Huston’a yaklaşırken “ne okuduğunu” sorduk.
Adı “Temple (Tapınak)” olan, ünlü bir -eski- merkez bankası başkanının anılarını okuyormuş.
Yeni görevinin başında bir üstadının deneyimlerinden yararlanmak istemiş.
Kitaptan aldığı ilk dersi söyledi:
“İktidar, Merkez Bankası’ndan 4 istediyse 2 ver.
2 istediyse 1 ver.
Ama...
Sakın ola ki hiç vermemezlik etme.”
.......................
AMERİKA’DA Merkez Bankası dünyanın benzerleri arasında “en bağımsız” olanıdır.
O kadar ki hem Cumhuriyetçi hem demokrat ikişer başkan zamanlarında 16 yıl görevde kalmış olan efsane Alan Greenspan anılarında şöyle anlatır: (Aklımda kaldığı kadarıyla yansıtayım.)

Ben Cumhuriyetçi Başkan Bush (Baba Bush) döneminde başkanlığa getirilmiştim.
Yeni başkan seçilen Demokrat Clinton ile devam edebilecek miydim?
İlk görüşmemiz yarım saat olarak planlanmıştı.
Clinton’la o yarım saat boyunca hiç iş konuşmadık.
Felsefe, sanat, tarih gibi konularda sohbet ettik.
İlginç bir adamdı.
Entelektüeldi.
Görüşmemiz iki saate sarktı.
Sonlarına doğru “göreve devam etmemi istediğini” söyledi.
Şaşırmıştım ama bana Merkez Bankası politikalarıyla ilgili tek kelime bile etmemiş olmasından etkilenmiştim.
“Yönlendirme” anlamına gelecek bir “imada” bile bulunmadı.

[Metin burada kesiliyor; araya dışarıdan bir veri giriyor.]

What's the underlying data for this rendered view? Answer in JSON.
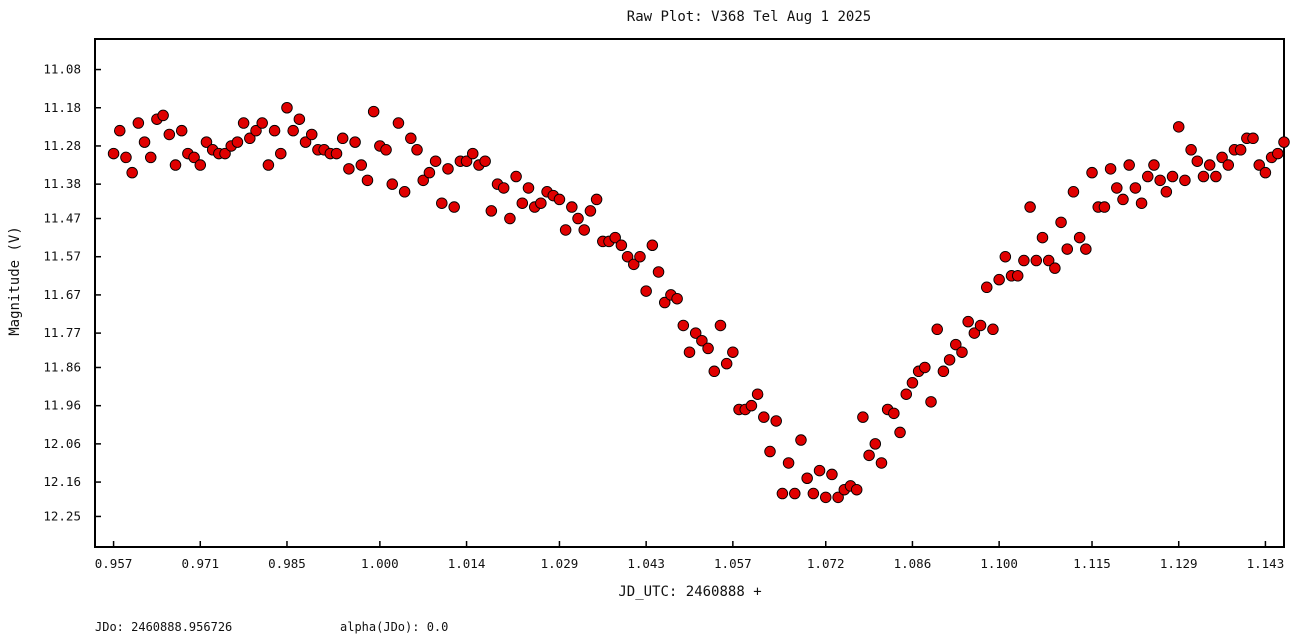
{
  "chart_data": {
    "type": "scatter",
    "title": "Raw Plot: V368 Tel Aug 1 2025",
    "xlabel": "JD_UTC: 2460888 +",
    "ylabel": "Magnitude (V)",
    "x_ticks": [
      "0.957",
      "0.971",
      "0.985",
      "1.000",
      "1.014",
      "1.029",
      "1.043",
      "1.057",
      "1.072",
      "1.086",
      "1.100",
      "1.115",
      "1.129",
      "1.143"
    ],
    "y_ticks": [
      "11.08",
      "11.18",
      "11.28",
      "11.38",
      "11.47",
      "11.57",
      "11.67",
      "11.77",
      "11.86",
      "11.96",
      "12.06",
      "12.16",
      "12.25"
    ],
    "xlim": [
      0.954,
      1.146
    ],
    "ylim": [
      12.33,
      11.0
    ],
    "y_inverted": true,
    "grid": false,
    "marker_color": "#e00000",
    "marker_edge_color": "#000000",
    "series": [
      {
        "points": [
          [
            0.957,
            11.3
          ],
          [
            0.958,
            11.24
          ],
          [
            0.959,
            11.31
          ],
          [
            0.96,
            11.35
          ],
          [
            0.961,
            11.22
          ],
          [
            0.962,
            11.27
          ],
          [
            0.963,
            11.31
          ],
          [
            0.964,
            11.21
          ],
          [
            0.965,
            11.2
          ],
          [
            0.966,
            11.25
          ],
          [
            0.967,
            11.33
          ],
          [
            0.968,
            11.24
          ],
          [
            0.969,
            11.3
          ],
          [
            0.97,
            11.31
          ],
          [
            0.971,
            11.33
          ],
          [
            0.972,
            11.27
          ],
          [
            0.973,
            11.29
          ],
          [
            0.974,
            11.3
          ],
          [
            0.975,
            11.3
          ],
          [
            0.976,
            11.28
          ],
          [
            0.977,
            11.27
          ],
          [
            0.978,
            11.22
          ],
          [
            0.979,
            11.26
          ],
          [
            0.98,
            11.24
          ],
          [
            0.981,
            11.22
          ],
          [
            0.982,
            11.33
          ],
          [
            0.983,
            11.24
          ],
          [
            0.984,
            11.3
          ],
          [
            0.985,
            11.18
          ],
          [
            0.986,
            11.24
          ],
          [
            0.987,
            11.21
          ],
          [
            0.988,
            11.27
          ],
          [
            0.989,
            11.25
          ],
          [
            0.99,
            11.29
          ],
          [
            0.991,
            11.29
          ],
          [
            0.992,
            11.3
          ],
          [
            0.993,
            11.3
          ],
          [
            0.994,
            11.26
          ],
          [
            0.995,
            11.34
          ],
          [
            0.996,
            11.27
          ],
          [
            0.997,
            11.33
          ],
          [
            0.998,
            11.37
          ],
          [
            0.999,
            11.19
          ],
          [
            1.0,
            11.28
          ],
          [
            1.001,
            11.29
          ],
          [
            1.002,
            11.38
          ],
          [
            1.003,
            11.22
          ],
          [
            1.004,
            11.4
          ],
          [
            1.005,
            11.26
          ],
          [
            1.006,
            11.29
          ],
          [
            1.007,
            11.37
          ],
          [
            1.008,
            11.35
          ],
          [
            1.009,
            11.32
          ],
          [
            1.01,
            11.43
          ],
          [
            1.011,
            11.34
          ],
          [
            1.012,
            11.44
          ],
          [
            1.013,
            11.32
          ],
          [
            1.014,
            11.32
          ],
          [
            1.015,
            11.3
          ],
          [
            1.016,
            11.33
          ],
          [
            1.017,
            11.32
          ],
          [
            1.018,
            11.45
          ],
          [
            1.019,
            11.38
          ],
          [
            1.02,
            11.39
          ],
          [
            1.021,
            11.47
          ],
          [
            1.022,
            11.36
          ],
          [
            1.023,
            11.43
          ],
          [
            1.024,
            11.39
          ],
          [
            1.025,
            11.44
          ],
          [
            1.026,
            11.43
          ],
          [
            1.027,
            11.4
          ],
          [
            1.028,
            11.41
          ],
          [
            1.029,
            11.42
          ],
          [
            1.03,
            11.5
          ],
          [
            1.031,
            11.44
          ],
          [
            1.032,
            11.47
          ],
          [
            1.033,
            11.5
          ],
          [
            1.034,
            11.45
          ],
          [
            1.035,
            11.42
          ],
          [
            1.036,
            11.53
          ],
          [
            1.037,
            11.53
          ],
          [
            1.038,
            11.52
          ],
          [
            1.039,
            11.54
          ],
          [
            1.04,
            11.57
          ],
          [
            1.041,
            11.59
          ],
          [
            1.042,
            11.57
          ],
          [
            1.043,
            11.66
          ],
          [
            1.044,
            11.54
          ],
          [
            1.045,
            11.61
          ],
          [
            1.046,
            11.69
          ],
          [
            1.047,
            11.67
          ],
          [
            1.048,
            11.68
          ],
          [
            1.049,
            11.75
          ],
          [
            1.05,
            11.82
          ],
          [
            1.051,
            11.77
          ],
          [
            1.052,
            11.79
          ],
          [
            1.053,
            11.81
          ],
          [
            1.054,
            11.87
          ],
          [
            1.055,
            11.75
          ],
          [
            1.056,
            11.85
          ],
          [
            1.057,
            11.82
          ],
          [
            1.058,
            11.97
          ],
          [
            1.059,
            11.97
          ],
          [
            1.06,
            11.96
          ],
          [
            1.061,
            11.93
          ],
          [
            1.062,
            11.99
          ],
          [
            1.063,
            12.08
          ],
          [
            1.064,
            12.0
          ],
          [
            1.065,
            12.19
          ],
          [
            1.066,
            12.11
          ],
          [
            1.067,
            12.19
          ],
          [
            1.068,
            12.05
          ],
          [
            1.069,
            12.15
          ],
          [
            1.07,
            12.19
          ],
          [
            1.071,
            12.13
          ],
          [
            1.072,
            12.2
          ],
          [
            1.073,
            12.14
          ],
          [
            1.074,
            12.2
          ],
          [
            1.075,
            12.18
          ],
          [
            1.076,
            12.17
          ],
          [
            1.077,
            12.18
          ],
          [
            1.078,
            11.99
          ],
          [
            1.079,
            12.09
          ],
          [
            1.08,
            12.06
          ],
          [
            1.081,
            12.11
          ],
          [
            1.082,
            11.97
          ],
          [
            1.083,
            11.98
          ],
          [
            1.084,
            12.03
          ],
          [
            1.085,
            11.93
          ],
          [
            1.086,
            11.9
          ],
          [
            1.087,
            11.87
          ],
          [
            1.088,
            11.86
          ],
          [
            1.089,
            11.95
          ],
          [
            1.09,
            11.76
          ],
          [
            1.091,
            11.87
          ],
          [
            1.092,
            11.84
          ],
          [
            1.093,
            11.8
          ],
          [
            1.094,
            11.82
          ],
          [
            1.095,
            11.74
          ],
          [
            1.096,
            11.77
          ],
          [
            1.097,
            11.75
          ],
          [
            1.098,
            11.65
          ],
          [
            1.099,
            11.76
          ],
          [
            1.1,
            11.63
          ],
          [
            1.101,
            11.57
          ],
          [
            1.102,
            11.62
          ],
          [
            1.103,
            11.62
          ],
          [
            1.104,
            11.58
          ],
          [
            1.105,
            11.44
          ],
          [
            1.106,
            11.58
          ],
          [
            1.107,
            11.52
          ],
          [
            1.108,
            11.58
          ],
          [
            1.109,
            11.6
          ],
          [
            1.11,
            11.48
          ],
          [
            1.111,
            11.55
          ],
          [
            1.112,
            11.4
          ],
          [
            1.113,
            11.52
          ],
          [
            1.114,
            11.55
          ],
          [
            1.115,
            11.35
          ],
          [
            1.116,
            11.44
          ],
          [
            1.117,
            11.44
          ],
          [
            1.118,
            11.34
          ],
          [
            1.119,
            11.39
          ],
          [
            1.12,
            11.42
          ],
          [
            1.121,
            11.33
          ],
          [
            1.122,
            11.39
          ],
          [
            1.123,
            11.43
          ],
          [
            1.124,
            11.36
          ],
          [
            1.125,
            11.33
          ],
          [
            1.126,
            11.37
          ],
          [
            1.127,
            11.4
          ],
          [
            1.128,
            11.36
          ],
          [
            1.129,
            11.23
          ],
          [
            1.13,
            11.37
          ],
          [
            1.131,
            11.29
          ],
          [
            1.132,
            11.32
          ],
          [
            1.133,
            11.36
          ],
          [
            1.134,
            11.33
          ],
          [
            1.135,
            11.36
          ],
          [
            1.136,
            11.31
          ],
          [
            1.137,
            11.33
          ],
          [
            1.138,
            11.29
          ],
          [
            1.139,
            11.29
          ],
          [
            1.14,
            11.26
          ],
          [
            1.141,
            11.26
          ],
          [
            1.142,
            11.33
          ],
          [
            1.143,
            11.35
          ],
          [
            1.144,
            11.31
          ],
          [
            1.145,
            11.3
          ],
          [
            1.146,
            11.27
          ]
        ]
      }
    ]
  },
  "footer": {
    "jdo": "JDo: 2460888.956726",
    "alpha": "alpha(JDo): 0.0"
  }
}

Görüşme bittikten sonra otomobilde “Bu adam ya müthiş zeki ve entelektüel ya da büyük artist” diye düşünüyordum.
.......................
BURADA bir saptama yapayım.
Amerika’da iktidarların (başkanların) tam bağımsız Merkez Bankası’na yönlendirici baskı yapmaları kesinlikle yasaktır.
Böyle bir durumda Merkez Bankası başkanı kendisine baskı yapıldığını Senato’ya şikâyet edebilir.
Kıyamet kopar.
......................
ŞİMDİ yazının başındaki Saracoğlu’nun sözleriyle, Alan Greenspan’ın anıları arasında bir “çelişki” izlenimi almış olabilirsiniz.
İşte “hassas / altın ölçek” de budur.
“İktidarın politikalarını iyi gözlemek ve müdahale olmadan kendiliğinden o politikalarla mümkün olan uyumu gösterebilmek.”
4 isteniyorsa 2... 2 isteniyorsa 1 vermek... Ama “hiç vermemek” yok. Merkez Bankası bağımsızdır fakat iktidarla kavgalı olamaz.
İktidar da Merkez Bankası’nın politikalarına rest çekmez.
“Başkanlık sistemi” böyle “hassas dengelere” dayalıdır.